Schlenker, Philippe: 2016, Outline of Music Semantics
[Summary]. Manuscript, Institut Jean-Nicod and New York University.
[LingBuzz]
[This is a summary of 'Prolegomena to Music Semantics'
[http://ling.auf.net/lingbuzz/002925], which discusses several issues
that are omitted here – notably: the role of emotions in music
semantics, music pragmatics, and the radical differences between
music semantics and linguistic semantics.]
Abstract: We provide the
outline of a semantics for music. We take music cognition to be
continuous with normal auditory cognition, and thus to deliver
inferences about 'virtual sources' of the music (as in Bregman's
Auditory Scene Analysis). As a result, sound parameters that trigger
inferences about sound sources in normal auditory cognition produce
related ones in music – as is the case when decreasing loudness signals
the end of a piece because the source is gradually losing energy, or
moving away. But what is special about music is that it also triggers
inferences on the basis of the movement of virtual sources in tonal
pitch space, which has points of stability (e.g. a tonic chord), points
of instability (e.g. dissonant chords), and relations of attractions
among them (e.g. a dissonant chord tends to be resolved). In this way,
gradual movement towards a point of tonal stability, as in a cadence,
may also serve to signal the end of a piece, but on the basis of tonal
information. The challenge is thus to develop a framework that
aggregates inferences from normal auditory cognition and tonal
inferences.

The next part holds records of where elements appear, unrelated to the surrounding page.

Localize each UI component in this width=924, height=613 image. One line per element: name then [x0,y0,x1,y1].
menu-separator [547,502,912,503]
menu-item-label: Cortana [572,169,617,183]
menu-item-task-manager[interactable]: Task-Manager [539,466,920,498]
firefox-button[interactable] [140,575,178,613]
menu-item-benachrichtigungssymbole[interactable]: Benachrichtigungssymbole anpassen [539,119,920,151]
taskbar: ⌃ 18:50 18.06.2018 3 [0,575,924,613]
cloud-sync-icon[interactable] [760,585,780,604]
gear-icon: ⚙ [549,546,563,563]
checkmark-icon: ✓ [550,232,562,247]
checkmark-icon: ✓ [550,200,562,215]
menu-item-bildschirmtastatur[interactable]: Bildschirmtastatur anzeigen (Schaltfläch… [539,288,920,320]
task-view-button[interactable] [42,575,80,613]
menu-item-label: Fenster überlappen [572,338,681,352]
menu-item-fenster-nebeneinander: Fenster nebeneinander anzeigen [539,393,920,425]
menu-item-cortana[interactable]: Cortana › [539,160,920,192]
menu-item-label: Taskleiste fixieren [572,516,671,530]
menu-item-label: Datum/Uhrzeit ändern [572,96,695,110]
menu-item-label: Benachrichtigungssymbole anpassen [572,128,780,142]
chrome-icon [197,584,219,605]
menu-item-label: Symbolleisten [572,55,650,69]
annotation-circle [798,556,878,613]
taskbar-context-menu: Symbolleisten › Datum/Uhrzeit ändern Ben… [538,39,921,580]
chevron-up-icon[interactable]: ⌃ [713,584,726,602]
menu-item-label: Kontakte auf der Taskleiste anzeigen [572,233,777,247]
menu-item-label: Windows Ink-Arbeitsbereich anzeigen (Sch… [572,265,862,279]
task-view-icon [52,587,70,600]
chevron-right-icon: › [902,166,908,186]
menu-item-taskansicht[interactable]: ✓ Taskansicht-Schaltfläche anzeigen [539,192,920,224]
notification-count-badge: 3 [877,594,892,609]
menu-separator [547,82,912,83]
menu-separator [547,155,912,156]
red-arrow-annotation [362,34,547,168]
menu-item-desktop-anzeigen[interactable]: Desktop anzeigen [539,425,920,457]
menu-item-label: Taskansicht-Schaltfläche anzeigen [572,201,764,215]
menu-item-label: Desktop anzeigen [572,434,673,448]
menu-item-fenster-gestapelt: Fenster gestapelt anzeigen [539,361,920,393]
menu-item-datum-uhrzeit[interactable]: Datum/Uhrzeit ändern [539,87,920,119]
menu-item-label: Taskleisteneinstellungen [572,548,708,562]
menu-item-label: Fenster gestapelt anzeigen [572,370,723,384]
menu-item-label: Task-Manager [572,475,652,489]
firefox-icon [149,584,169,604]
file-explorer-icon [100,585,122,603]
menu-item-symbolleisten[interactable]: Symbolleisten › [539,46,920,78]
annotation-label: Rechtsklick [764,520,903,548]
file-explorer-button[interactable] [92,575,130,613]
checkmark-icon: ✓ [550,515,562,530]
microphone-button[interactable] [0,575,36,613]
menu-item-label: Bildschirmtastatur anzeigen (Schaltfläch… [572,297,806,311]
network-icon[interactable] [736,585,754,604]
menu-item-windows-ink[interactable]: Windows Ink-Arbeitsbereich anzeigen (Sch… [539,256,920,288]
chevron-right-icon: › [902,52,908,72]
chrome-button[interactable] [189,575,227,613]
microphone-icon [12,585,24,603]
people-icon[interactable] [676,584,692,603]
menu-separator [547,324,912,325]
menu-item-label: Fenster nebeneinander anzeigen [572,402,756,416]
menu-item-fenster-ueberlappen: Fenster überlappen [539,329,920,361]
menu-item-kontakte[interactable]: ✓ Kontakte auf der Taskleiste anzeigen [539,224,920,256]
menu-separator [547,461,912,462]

We sketch such a framework in a highly simplified case, by
arguing that a source undergoing a musical movement m is true of an
object undergoing a series of events e just in case there is a certain
structure-preserving map between m and e. Thus we require that
inferences triggered by loudness on the relative levels of energy or
proximity among events should be preserved, and similarly for tonal
inferences pertaining to the relative stability of events. This yields
a 'bare bones' version of a music semantics, as well as a definition of
'musical truth'. It is obtained from entirely different means from
truth in language: musical inferences are drawn by treating music as
the 'auditory trace' of some abstract sources, and not by a
compositional procedure. We then argue that this framework can help
re-visit some aspects of musical syntax. Specifically, we take (Lerdahl
and Jackendoff's) grouping structure to reflect the mereology
('partology') of events that are abstractly represented in the music –
hence the importance of Gestalt principles of perception (rather than
of a generative syntax) in defining musical groups. We further
speculate that the headed nature of groups ('time-span reductions')
might reflect a more general tendency to analyze sub-events as being
more or less important for events they are part of.